Record storico per quanto riguarda il valore: 6,3 miliardi di euro (primo anno in cui sono stati superati i 6 miliardi di euro, peraltro), davanti al 2021 (5,7 miliardi di euro). Nel 2020, anno che tristemente ricordiamo tutti per la nota crisi sanitaria che ha fermato il mondo, il contatore delle bottiglie vendute si era fermato a 245 milioni. Un dato che se paragonato alle 297 milioni di bottiglie del 2019 segnala una contrazione di circa il 18%. Tra il 2019 e il 2022, il prezzo medio di una bottiglia di Champagne è cresciuto di poco meno del 15% con un incremento superiore all’internazionale rispetto al mercato francese: un trend sostanzialmente confermato anche nell’anno appena concluso. 

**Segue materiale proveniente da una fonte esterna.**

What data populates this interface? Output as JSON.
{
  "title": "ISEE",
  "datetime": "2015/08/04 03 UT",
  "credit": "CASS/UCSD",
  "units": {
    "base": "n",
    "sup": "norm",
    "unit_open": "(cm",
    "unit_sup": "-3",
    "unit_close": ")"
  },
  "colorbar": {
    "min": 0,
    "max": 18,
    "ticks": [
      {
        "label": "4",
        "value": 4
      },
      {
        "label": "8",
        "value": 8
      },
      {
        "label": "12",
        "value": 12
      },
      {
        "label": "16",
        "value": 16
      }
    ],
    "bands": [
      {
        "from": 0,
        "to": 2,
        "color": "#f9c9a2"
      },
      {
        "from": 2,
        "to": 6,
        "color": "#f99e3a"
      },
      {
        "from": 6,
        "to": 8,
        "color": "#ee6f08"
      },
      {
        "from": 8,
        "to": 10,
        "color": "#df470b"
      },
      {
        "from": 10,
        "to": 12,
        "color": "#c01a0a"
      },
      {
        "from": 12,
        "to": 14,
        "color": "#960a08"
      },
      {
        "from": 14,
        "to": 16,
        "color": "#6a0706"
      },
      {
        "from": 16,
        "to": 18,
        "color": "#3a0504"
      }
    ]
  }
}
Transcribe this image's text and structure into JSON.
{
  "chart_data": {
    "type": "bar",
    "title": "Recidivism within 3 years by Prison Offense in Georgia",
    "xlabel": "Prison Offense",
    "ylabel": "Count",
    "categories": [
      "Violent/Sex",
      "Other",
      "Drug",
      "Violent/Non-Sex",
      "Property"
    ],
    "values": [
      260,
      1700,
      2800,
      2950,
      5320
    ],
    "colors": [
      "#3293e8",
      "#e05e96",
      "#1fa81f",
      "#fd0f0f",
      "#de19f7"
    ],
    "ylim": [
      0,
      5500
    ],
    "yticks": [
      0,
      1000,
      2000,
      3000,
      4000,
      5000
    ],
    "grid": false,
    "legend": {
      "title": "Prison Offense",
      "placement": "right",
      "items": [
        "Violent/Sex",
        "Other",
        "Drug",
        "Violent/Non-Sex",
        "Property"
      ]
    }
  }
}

Champagne, una bolla già scoppiata? Analisi di mercato sui numeri 2023 e il futuro della bollicina francese più amata.

Tornando ai dati in volume, occorre notare come il numero di bottiglie vendute all’estero nel 2023 (in calo di circa l’8% sul 2022, ricordiamolo) risulta comunque nettamente superiore al dato del 2019 (172 milioni vs. 156 milioni). Per uno sviluppo del mercato internazionale che continua senza sosta da ormai una decina di anni: è da tempo che l’export supera le vendite destinate al mercato domestico. 

I primi cinque Paesi consumatori (Stati Uniti, Uk, Giappone, Italia e Germania) continuano a crescere e a farla da padroni con una quota ben superiore al 50% dell’intero venduto oltreconfine. Cosa aspettarsi, dunque, nel futuro quale tendenza di medio termine? 

Una sostanziale tenuta del mercato in termini di volume (diciamo tra 300 e 320 milioni di bottiglie mediamente) con un prezzo medio in crescita e, pertanto, un corrispettivo in valore sempre superiore ai 6 miliardi di euro. C’è da attendersi, poi, che la quota internazionale pesi sempre di più rispetto al mercato domestico e che i principali cinque o sei Paesi importatori mantengano la propria predominanza. Infine, è ipotizzabile che le Maison continueranno a farla da padrone, ma che sul lungo termine i Vigneron aumenteranno in numero e guadagneranno, un pezzo alla volta, piccole quote di mercato.